Scammers capitalise on these tendencies by peddling false stories of how a talisman for sale had prevented bad situations from befalling past owners. Such stories fuel a potential buyer's belief in a talisman's effectiveness in generating good luck, and increases their willingness to pay for one.
There may also be a third reason why people fall prey to scams involving "lucky talismans". In a recent study at NUS Business School, my co-researchers and I looked into influences behind long-held superstitions and how people feel after engaging in rituals that supposedly ward off bad luck.
In a series of experiments, we found that people engage in avoidant actions - such as knocking or tapping on wood - to reduce their own fears or concerns about a jinxed event.

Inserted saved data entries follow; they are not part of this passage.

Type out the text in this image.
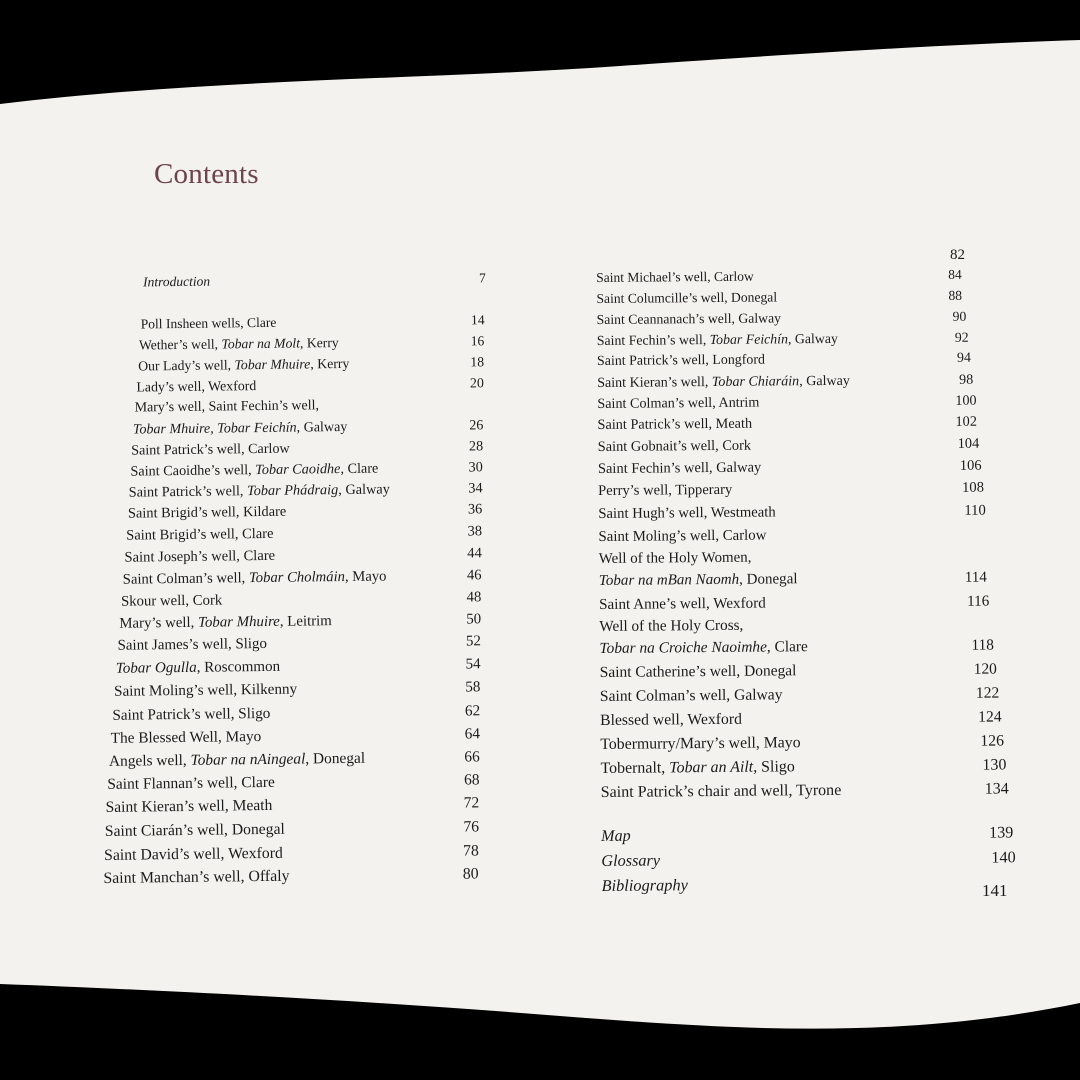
Contents
Introduction	7
Poll Insheen wells, Clare	14
Wether’s well, Tobar na Molt, Kerry	16
Our Lady’s well, Tobar Mhuire, Kerry	18
Lady’s well, Wexford	20
Mary’s well, Saint Fechin’s well,
Tobar Mhuire, Tobar Feichín, Galway	26
Saint Patrick’s well, Carlow	28
Saint Caoidhe’s well, Tobar Caoidhe, Clare	30
Saint Patrick’s well, Tobar Phádraig, Galway	34
Saint Brigid’s well, Kildare	36
Saint Brigid’s well, Clare	38
Saint Joseph’s well, Clare	44
Saint Colman’s well, Tobar Cholmáin, Mayo	46
Skour well, Cork	48
Mary’s well, Tobar Mhuire, Leitrim	50
Saint James’s well, Sligo	52
Tobar Ogulla, Roscommon	54
Saint Moling’s well, Kilkenny	58
Saint Patrick’s well, Sligo	62
The Blessed Well, Mayo	64
Angels well, Tobar na nAingeal, Donegal	66
Saint Flannan’s well, Clare	68
Saint Kieran’s well, Meath	72
Saint Ciarán’s well, Donegal	76
Saint David’s well, Wexford	78
Saint Manchan’s well, Offaly	80
82
Saint Michael’s well, Carlow	84
Saint Columcille’s well, Donegal	88
Saint Ceannanach’s well, Galway	90
Saint Fechin’s well, Tobar Feichín, Galway	92
Saint Patrick’s well, Longford	94
Saint Kieran’s well, Tobar Chiaráin, Galway	98
Saint Colman’s well, Antrim	100
Saint Patrick’s well, Meath	102
Saint Gobnait’s well, Cork	104
Saint Fechin’s well, Galway	106
Perry’s well, Tipperary	108
Saint Hugh’s well, Westmeath	110
Saint Moling’s well, Carlow
Well of the Holy Women,
Tobar na mBan Naomh, Donegal	114
Saint Anne’s well, Wexford	116
Well of the Holy Cross,
Tobar na Croiche Naoimhe, Clare	118
Saint Catherine’s well, Donegal	120
Saint Colman’s well, Galway	122
Blessed well, Wexford	124
Tobermurry/Mary’s well, Mayo	126
Tobernalt, Tobar an Ailt, Sligo	130
Saint Patrick’s chair and well, Tyrone	134
Map	139
Glossary	140
Bibliography	141
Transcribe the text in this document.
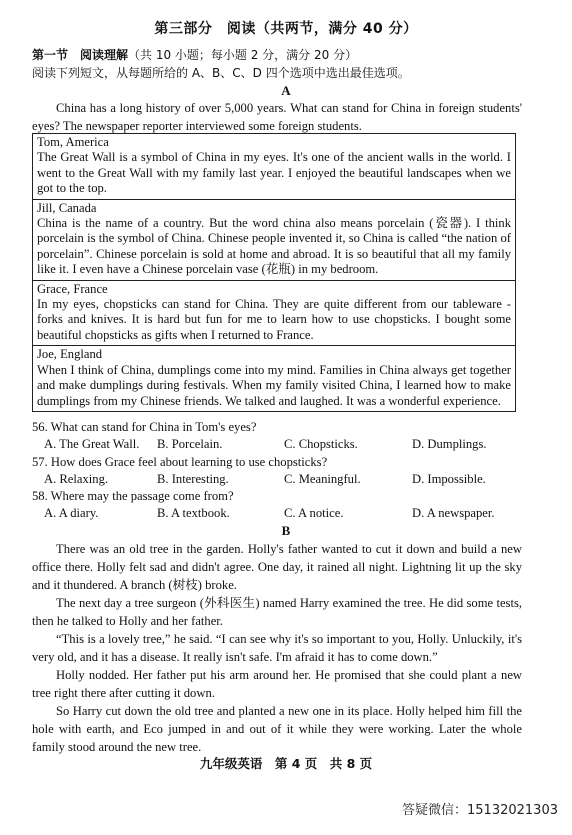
第三部分　阅读（共两节，满分 40 分）
第一节　阅读理解（共 10 小题；每小题 2 分，满分 20 分）
阅读下列短文，从每题所给的 A、B、C、D 四个选项中选出最佳选项。
A
China has a long history of over 5,000 years. What can stand for China in foreign students' eyes? The newspaper reporter interviewed some foreign students.
Tom, America
The Great Wall is a symbol of China in my eyes. It's one of the ancient walls in the world. I went to the Great Wall with my family last year. I enjoyed the beautiful landscapes when we got to the top.
Jill, Canada
China is the name of a country. But the word china also means porcelain (瓷器). I think porcelain is the symbol of China. Chinese people invented it, so China is called “the nation of porcelain”. Chinese porcelain is sold at home and abroad. It is so beautiful that all my family like it. I even have a Chinese porcelain vase (花瓶) in my bedroom.
Grace, France
In my eyes, chopsticks can stand for China. They are quite different from our tableware - forks and knives. It is hard but fun for me to learn how to use chopsticks. I bought some beautiful chopsticks as gifts when I returned to France.
Joe, England
When I think of China, dumplings come into my mind. Families in China always get together and make dumplings during festivals. When my family visited China, I learned how to make dumplings from my Chinese friends. We talked and laughed. It was a wonderful experience.
56. What can stand for China in Tom's eyes?
A. The Great Wall. B. Porcelain.	C. Chopsticks.	D. Dumplings.
57. How does Grace feel about learning to use chopsticks?
A. Relaxing.	B. Interesting.	C. Meaningful.	D. Impossible.
58. Where may the passage come from?
A. A diary.	B. A textbook.	C. A notice.	D. A newspaper.
B
There was an old tree in the garden. Holly's father wanted to cut it down and build a new office there. Holly felt sad and didn't agree. One day, it rained all night. Lightning lit up the sky and it thundered. A branch (树枝) broke.
The next day a tree surgeon (外科医生) named Harry examined the tree. He did some tests, then he talked to Holly and her father.
“This is a lovely tree,” he said. “I can see why it's so important to you, Holly. Unluckily, it's very old, and it has a disease. It really isn't safe. I'm afraid it has to come down.”
Holly nodded. Her father put his arm around her. He promised that she could plant a new tree right there after cutting it down.
So Harry cut down the old tree and planted a new one in its place. Holly helped him fill the hole with earth, and Eco jumped in and out of it while they were working. Later the whole family stood around the new tree.
九年级英语　第 4 页　共 8 页
答疑微信：15132021303
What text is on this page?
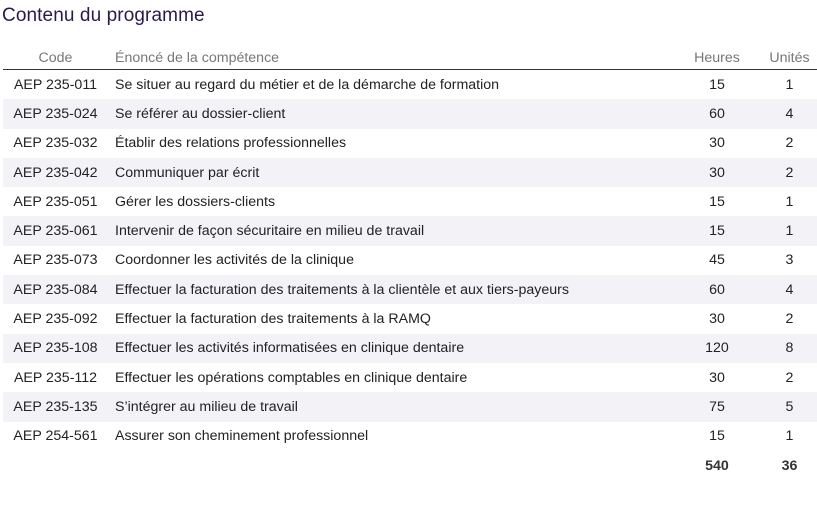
Contenu du programme
Code	Énoncé de la compétence	Heures	Unités
AEP 235-011	Se situer au regard du métier et de la démarche de formation	15	1
AEP 235-024	Se référer au dossier-client	60	4
AEP 235-032	Établir des relations professionnelles	30	2
AEP 235-042	Communiquer par écrit	30	2
AEP 235-051	Gérer les dossiers-clients	15	1
AEP 235-061	Intervenir de façon sécuritaire en milieu de travail	15	1
AEP 235-073	Coordonner les activités de la clinique	45	3
AEP 235-084	Effectuer la facturation des traitements à la clientèle et aux tiers-payeurs	60	4
AEP 235-092	Effectuer la facturation des traitements à la RAMQ	30	2
AEP 235-108	Effectuer les activités informatisées en clinique dentaire	120	8
AEP 235-112	Effectuer les opérations comptables en clinique dentaire	30	2
AEP 235-135	S’intégrer au milieu de travail	75	5
AEP 254-561	Assurer son cheminement professionnel	15	1
		540	36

We also found that the symbolic meaning of the action involved reduces the individual’s perception of the risk posed by the event or the perceived likelihood of a bad outcome.
Similarly, shielding actions - such as wearing a talisman - can create a sense of protection, even though that feeling has no rational basis.
So alongside a desire to be in control and to make sense of why unexplained things happen, it seem this comfort that comes with feeling protected also explains why individuals are willing to believe in the power of talismans and why they are susceptible to scams by those who try to sell these talismans to them.
DO THEY DESERVE TO BE CONNED?
In a way, victims of such scams are effectively trading money away for a sense of agency, understanding and protection over a situation. Some might argue that the deal is therefore fair, but the fact remains that these are scams that should be punished, because the sale is based on a false premise that victims were deliberately manipulated into believing.
Often, scammers lead their victim into believing that the talisman on hand is only available for a limited time, inducing fear and anxiety, and taking advantage of the trust the victim has placed in them. Stressed and afraid that they might lose out, the victim’s ability to come to a sound judgment may be impaired.
ANTIDOTES TO SUPERSTITION
So what can be said for those who may fall victim to such scams, and what hope do they have?
Science, knowledge and rational analysis are strong antidotes to unsupported beliefs and superstitions.
To be sure, superstitious beliefs are weaker today compared to decades ago, as people’s scientific knowledge about how things work has advanced. For example, unlike hundreds of years ago, most people today no longer believe in praying for rain.
That said, there will always be incidents and accidents, and a tendency for some to attribute them to bad luck. Indeed, Singapore is ranked as one of the most highly educated societies in the world, yet superstitions remain prevalent in many areas of daily life.
The desire to have a sense of control and the natural tendency to make casual inferences are part of deeply engrained human psychology and are likely to ensure that superstitions remain part of many people’s daily lives.
While a healthy dose of scepticism can help potential victims deal with future scam attempts, a more practical solution is for people not to rush into large purchases but ask for more time to think over the sale. Where sellers try to exert pressure to push their wares, these signs should also serve as important red flags for those who hold superstitious beliefs.
Zhang Yan is associate professor of marketing at the National University of Singapore's Business School.